Versan Aljarrah, founder of Black Swan Capitalist, is focused on a much longer lens. He argues that XRP has spent years constructing a large accumulation range on both weekly and monthly charts, characterised by a series of higher lows. His view is that the XRP price is still deep within a multi-year base — and that extended consolidations of this nature historically produce powerful directional moves once price eventually breaks the range. His price target sits at $10, which would represent roughly a 900% gain from current levels.

That’s an ambitious call, and it’s worth treating any long-range crypto price target with appropriate scepticism. But the structural argument — that a multi-year base with higher lows is a constructive technical formation — has genuine merit regardless of where one lands on the specific number.
The Gap Between Price and Network Health
What makes the current XRP situation genuinely interesting is the disconnect between what the market is pricing and what the network data is showing. The XRP price is telling a bearish story. Falling reserves, persistent withdrawals, whale accumulation, and institutional ETF buying are telling a different one.
These divergences don’t always resolve in favour of the onchain signal — markets can stay irrational far longer than any model suggests. But the weight of evidence here is notable: multiple independent indicators are pointing in the same direction at the same time, during a period of maximum price pessimism.
Whether $1 holds or XRP dips into the fair value gap below it, the underlying network positioning looks materially different from what you’d expect if large, informed participants were positioning for a prolonged collapse. The next few weeks will test whether that conviction is well-placed — and whether the gap between the price and the data eventually closes from below or from above.
Source: Cointelegraph
Frequently Asked Questions
Why is XRP price falling in 2026?
XRP price has declined 43% year-to-date, driven by broader crypto market weakness. The token hit $1.01 in late June 2026, its lowest point since November 2024, and remains technically bearish on higher timeframes with no confirmed reversal yet.

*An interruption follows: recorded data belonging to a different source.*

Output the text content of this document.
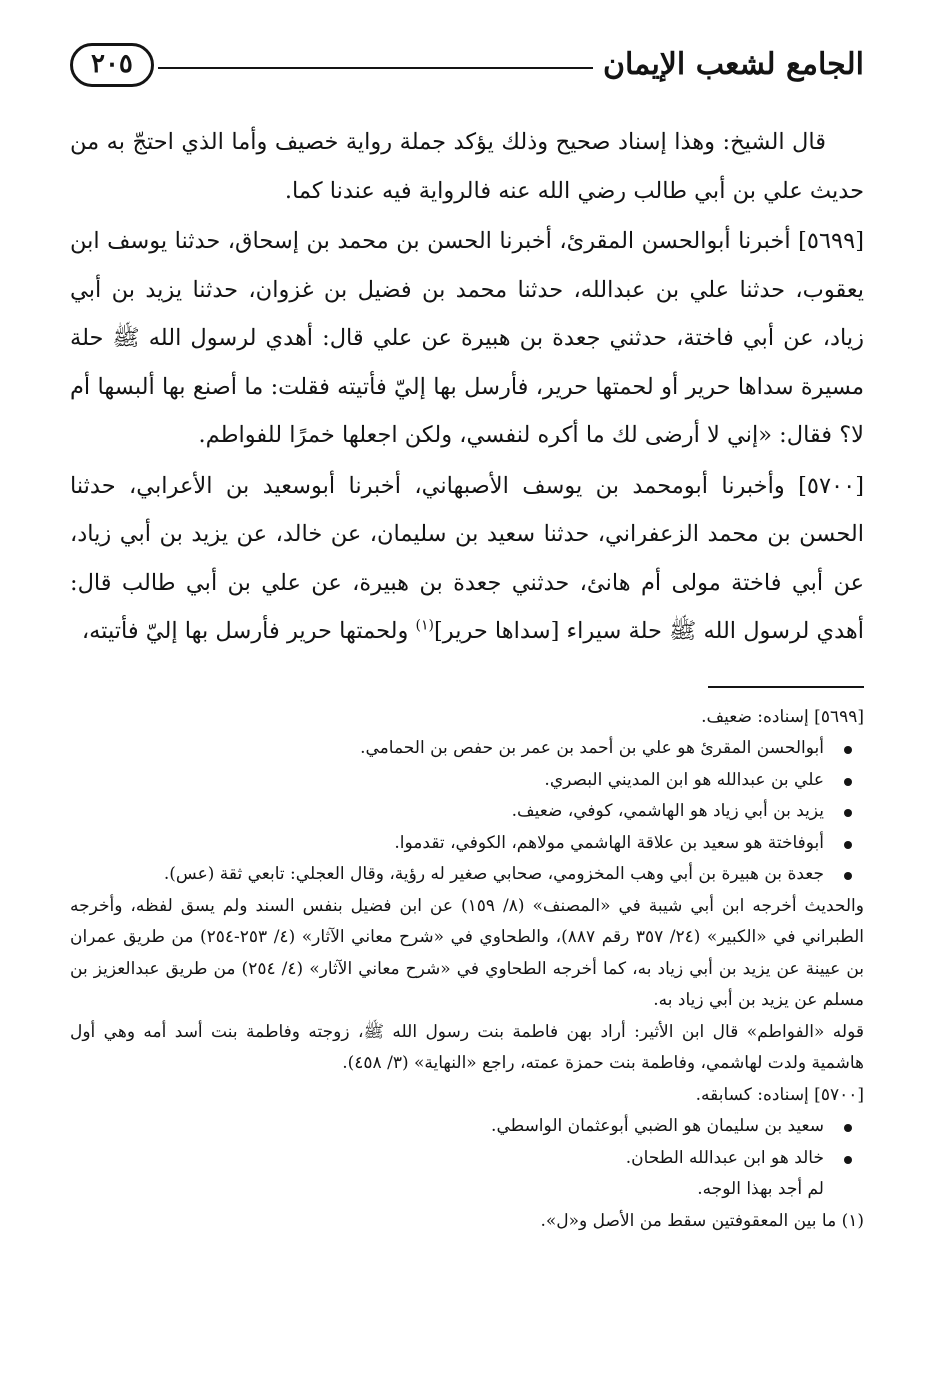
الجامع لشعب الإيمان
٢٠٥

قال الشيخ: وهذا إسناد صحيح وذلك يؤكد جملة رواية خصيف وأما الذي احتجّ به من حديث علي بن أبي طالب رضي الله عنه فالرواية فيه عندنا كما.

[٥٦٩٩] أخبرنا أبوالحسن المقرئ، أخبرنا الحسن بن محمد بن إسحاق، حدثنا يوسف ابن يعقوب، حدثنا علي بن عبدالله، حدثنا محمد بن فضيل بن غزوان، حدثنا يزيد بن أبي زياد، عن أبي فاختة، حدثني جعدة بن هبيرة عن علي قال: أهدي لرسول الله ﷺ حلة مسيرة سداها حرير أو لحمتها حرير، فأرسل بها إليّ فأتيته فقلت: ما أصنع بها ألبسها أم لا؟ فقال: «إني لا أرضى لك ما أكره لنفسي، ولكن اجعلها خمرًا للفواطم.

[٥٧٠٠] وأخبرنا أبومحمد بن يوسف الأصبهاني، أخبرنا أبوسعيد بن الأعرابي، حدثنا الحسن بن محمد الزعفراني، حدثنا سعيد بن سليمان، عن خالد، عن يزيد بن أبي زياد، عن أبي فاختة مولى أم هانئ، حدثني جعدة بن هبيرة، عن علي بن أبي طالب قال: أهدي لرسول الله ﷺ حلة سيراء [سداها حرير]$^{(١)}$ ولحمتها حرير فأرسل بها إليّ فأتيته،

[٥٦٩٩] إسناده: ضعيف.

أبوالحسن المقرئ هو علي بن أحمد بن عمر بن حفص بن الحمامي.
علي بن عبدالله هو ابن المديني البصري.
يزيد بن أبي زياد هو الهاشمي، كوفي، ضعيف.
أبوفاختة هو سعيد بن علاقة الهاشمي مولاهم، الكوفي، تقدموا.
جعدة بن هبيرة بن أبي وهب المخزومي، صحابي صغير له رؤية، وقال العجلي: تابعي ثقة (عس).

والحديث أخرجه ابن أبي شيبة في «المصنف» (٨/ ١٥٩) عن ابن فضيل بنفس السند ولم يسق لفظه، وأخرجه الطبراني في «الكبير» (٢٤/ ٣٥٧ رقم ٨٨٧)، والطحاوي في «شرح معاني الآثار» (٤/ ٢٥٣-٢٥٤) من طريق عمران بن عيينة عن يزيد بن أبي زياد به، كما أخرجه الطحاوي في «شرح معاني الآثار» (٤/ ٢٥٤) من طريق عبدالعزيز بن مسلم عن يزيد بن أبي زياد به.

قوله «الفواطم» قال ابن الأثير: أراد بهن فاطمة بنت رسول الله ﷺ، زوجته وفاطمة بنت أسد أمه وهي أول هاشمية ولدت لهاشمي، وفاطمة بنت حمزة عمته، راجع «النهاية» (٣/ ٤٥٨).

[٥٧٠٠] إسناده: كسابقه.

سعيد بن سليمان هو الضبي أبوعثمان الواسطي.
خالد هو ابن عبدالله الطحان.

لم أجد بهذا الوجه.

(١) ما بين المعقوفتين سقط من الأصل و«ل».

What does declining exchange supply mean for XRP price?
When XRP moves off exchanges, it typically means holders are storing coins rather than preparing to sell. Falling exchange supply across Binance, Upbit, and Bybit suggests net accumulation — historically a constructive signal for future XRP price recovery.
How much have spot XRP ETFs raised since April 2026?
Spot XRP ETFs have accumulated $243 million in cumulative net inflows since April 2026, including $31 million in June alone. This represents consistent institutional participation even as XRP price has continued declining.
What is the key support level if XRP price drops below $1?
If XRP price breaks below $1, the next meaningful area is a fair value gap between $1 and $0.63 — an unfilled price region created during the sharp late-2024 rally. This zone could attract buyers if the decline extends further in coming weeks.